Here, Petitioner fails to show deliberate indifference with respect to his alleged inability to purchase fish oil and fiber supplements. To the contrary, the evidence of record indicates that Petitioner receives medical care for his medical conditions, including prescription medicine that is distributed through the prison pharmacy. ECF No. 21-5 at 8-10, 40 and 43. In light of this treatment, Petitioner's preference for fish oil and fiber supplements does not support a conclusion of deliberate indifference, and thus Petitioner has not demonstrated a likelihood of success on his Eighth Amendment claim. Accordingly this factor weighs in favor of denial.
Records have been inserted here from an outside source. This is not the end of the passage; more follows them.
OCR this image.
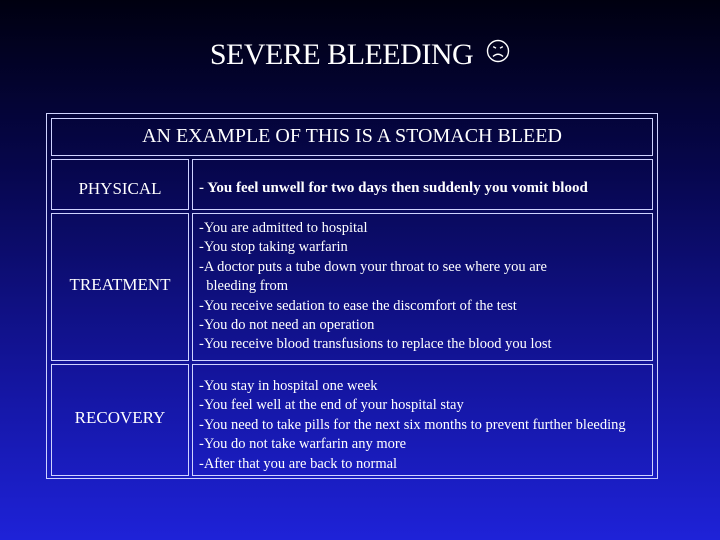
SEVERE BLEEDING
AN EXAMPLE OF THIS IS A STOMACH BLEED
PHYSICAL	- You feel unwell for two days then suddenly you vomit blood
TREATMENT
-You are admitted to hospital
-You stop taking warfarin
-A doctor puts a tube down your throat to see where you are
bleeding from
-You receive sedation to ease the discomfort of the test
-You do not need an operation
-You receive blood transfusions to replace the blood you lost
RECOVERY
-You stay in hospital one week
-You feel well at the end of your hospital stay
-You need to take pills for the next six months to prevent further bleeding
-You do not take warfarin any more
-After that you are back to normal
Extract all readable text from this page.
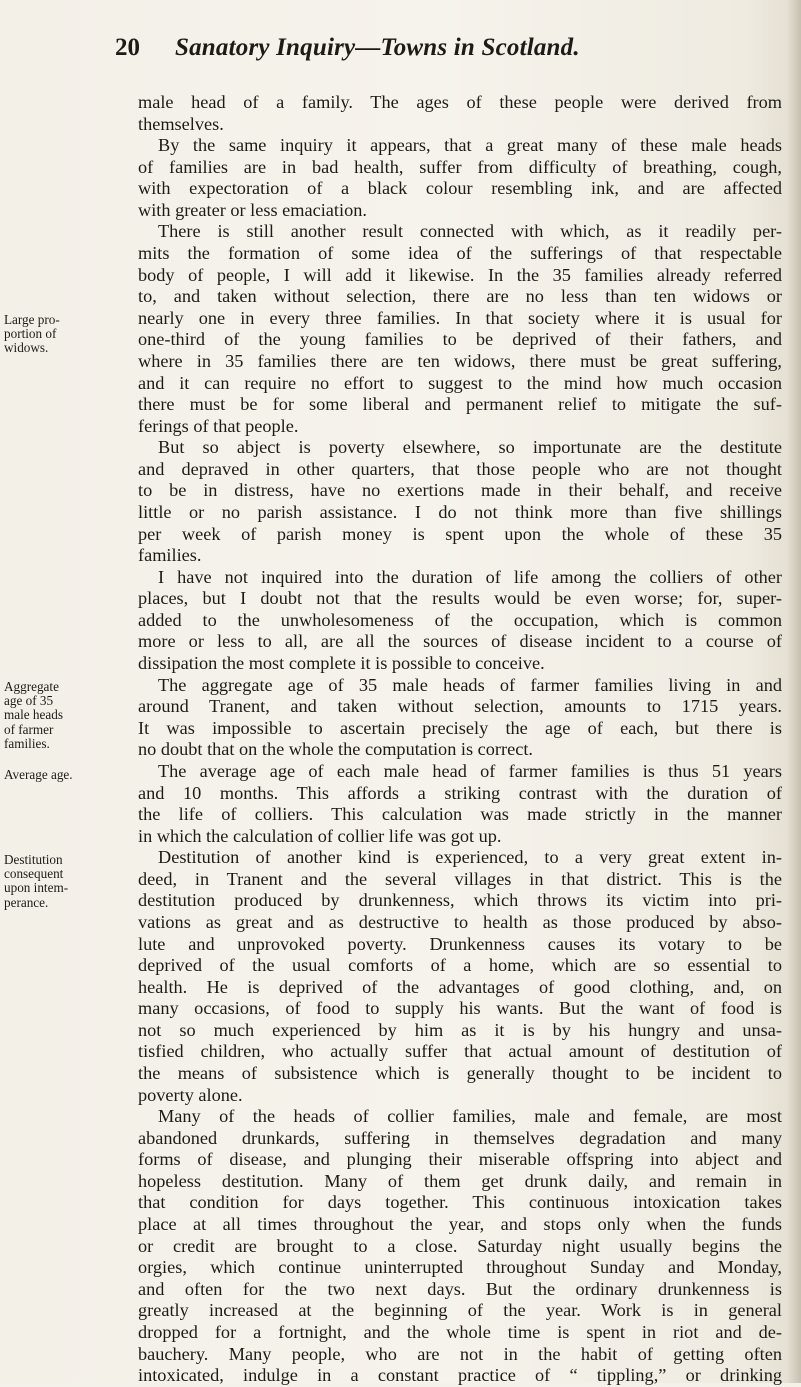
20 Sanatory Inquiry—Towns in Scotland.
Large pro-
portion of
widows.
Aggregate
age of 35
male heads
of farmer
families.
Average age.
Destitution
consequent
upon intem-
perance.
male head of a family. The ages of these people were derived from
themselves.
By the same inquiry it appears, that a great many of these male heads
of families are in bad health, suffer from difficulty of breathing, cough,
with expectoration of a black colour resembling ink, and are affected
with greater or less emaciation.
There is still another result connected with which, as it readily per-
mits the formation of some idea of the sufferings of that respectable
body of people, I will add it likewise. In the 35 families already referred
to, and taken without selection, there are no less than ten widows or
nearly one in every three families. In that society where it is usual for
one-third of the young families to be deprived of their fathers, and
where in 35 families there are ten widows, there must be great suffering,
and it can require no effort to suggest to the mind how much occasion
there must be for some liberal and permanent relief to mitigate the suf-
ferings of that people.
But so abject is poverty elsewhere, so importunate are the destitute
and depraved in other quarters, that those people who are not thought
to be in distress, have no exertions made in their behalf, and receive
little or no parish assistance. I do not think more than five shillings
per week of parish money is spent upon the whole of these 35
families.
I have not inquired into the duration of life among the colliers of other
places, but I doubt not that the results would be even worse; for, super-
added to the unwholesomeness of the occupation, which is common
more or less to all, are all the sources of disease incident to a course of
dissipation the most complete it is possible to conceive.
The aggregate age of 35 male heads of farmer families living in and
around Tranent, and taken without selection, amounts to 1715 years.
It was impossible to ascertain precisely the age of each, but there is
no doubt that on the whole the computation is correct.
The average age of each male head of farmer families is thus 51 years
and 10 months. This affords a striking contrast with the duration of
the life of colliers. This calculation was made strictly in the manner
in which the calculation of collier life was got up.
Destitution of another kind is experienced, to a very great extent in-
deed, in Tranent and the several villages in that district. This is the
destitution produced by drunkenness, which throws its victim into pri-
vations as great and as destructive to health as those produced by abso-
lute and unprovoked poverty. Drunkenness causes its votary to be
deprived of the usual comforts of a home, which are so essential to
health. He is deprived of the advantages of good clothing, and, on
many occasions, of food to supply his wants. But the want of food is
not so much experienced by him as it is by his hungry and unsa-
tisfied children, who actually suffer that actual amount of destitution of
the means of subsistence which is generally thought to be incident to
poverty alone.
Many of the heads of collier families, male and female, are most
abandoned drunkards, suffering in themselves degradation and many
forms of disease, and plunging their miserable offspring into abject and
hopeless destitution. Many of them get drunk daily, and remain in
that condition for days together. This continuous intoxication takes
place at all times throughout the year, and stops only when the funds
or credit are brought to a close. Saturday night usually begins the
orgies, which continue uninterrupted throughout Sunday and Monday,
and often for the two next days. But the ordinary drunkenness is
greatly increased at the beginning of the year. Work is in general
dropped for a fortnight, and the whole time is spent in riot and de-
bauchery. Many people, who are not in the habit of getting often
intoxicated, indulge in a constant practice of “ tippling,” or drinking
This Court is cognizant of Petitioner's correspondence that his FRP refuse status has resulted in ineligibility for credits under the First Step Act (“FSA”), 18 U.S.C. § 3632(d)(4)(A). See ECF No. 22 at 1. See also Nos. 28-2 at 3, 31 at 1, and 31-1 at 1. This was not asserted as a basis for injunctive relief in the Motions. Thus, while this Court will order supplemental briefing on Petitioner's ineligibility under the FSA with respect to the merits of the Petition, this argument is not (... footnote continued)
B. Immediate Irreparable Injury to Plaintiff
Petitioner's initial argument is that he was “in a great deal of pain” and was being denied medications needed to treat his underlying conditions, ECF No. 6 at 1. But the evidence of record shows that Petitioner is receiving treatment and prescription medications for his medical conditions. ECF No. 21-5. Petitioner has not shown how failing to obtain fish oil and fiber supplements will result in an injury in light of the medical treatment that he is receiving from the prison. As such, Petitioner has not shown an immediate irreparable injury absent a preliminary injunction. Accordingly, this factor weights in favor of denial.
C. Balancing of Harms and Public Interest
The Third Circuit has recognized that courts must show a level of deference to the day-to-day administration of prisons. See, e.g., Mack v. Yost, 968 F.3d 311, 323 (3d Cir. 2020) (citing cases). “Running a prison is an inordinately difficult undertaking that requires expertise, planning, and the commitment of resources, all of which are peculiarly within the province of the legislative and executive branches of government.” Turner v. Safley, 482 U.S. 78, 84-85, (1987). “Prison administration is, moreover, a task that has been committed to the responsibility of those branches, and separation of powers concerns counsel a policy of judicial restraint.” Id.
In light of Petitioner's failure to show deliberate indifference to a serious medical need, and considering the facts of this case, this Court concludes that the harm to Respondent resulting from an intrusion to prison administration through the issuance of a preliminary injunction, and the public interest, weigh in favor of denial.
III. CONCLUSION
For the reasons set for herein, this Court finds that Petitioner has not established the requisite elements necessary to support the issuance of a preliminary injunction.
Accordingly, the following Order is entered:
AND NOW, this 28th day of June, 2022, IT IS HEREBY ORDERED, ADJUDGED, AND DECREED that Petitioner's “Motion for Sanctions,” ECF No. 6, and “Motion to Suspend Sanctions,” ECF No. 14, are construed as motions for preliminary injunction, and DENIED.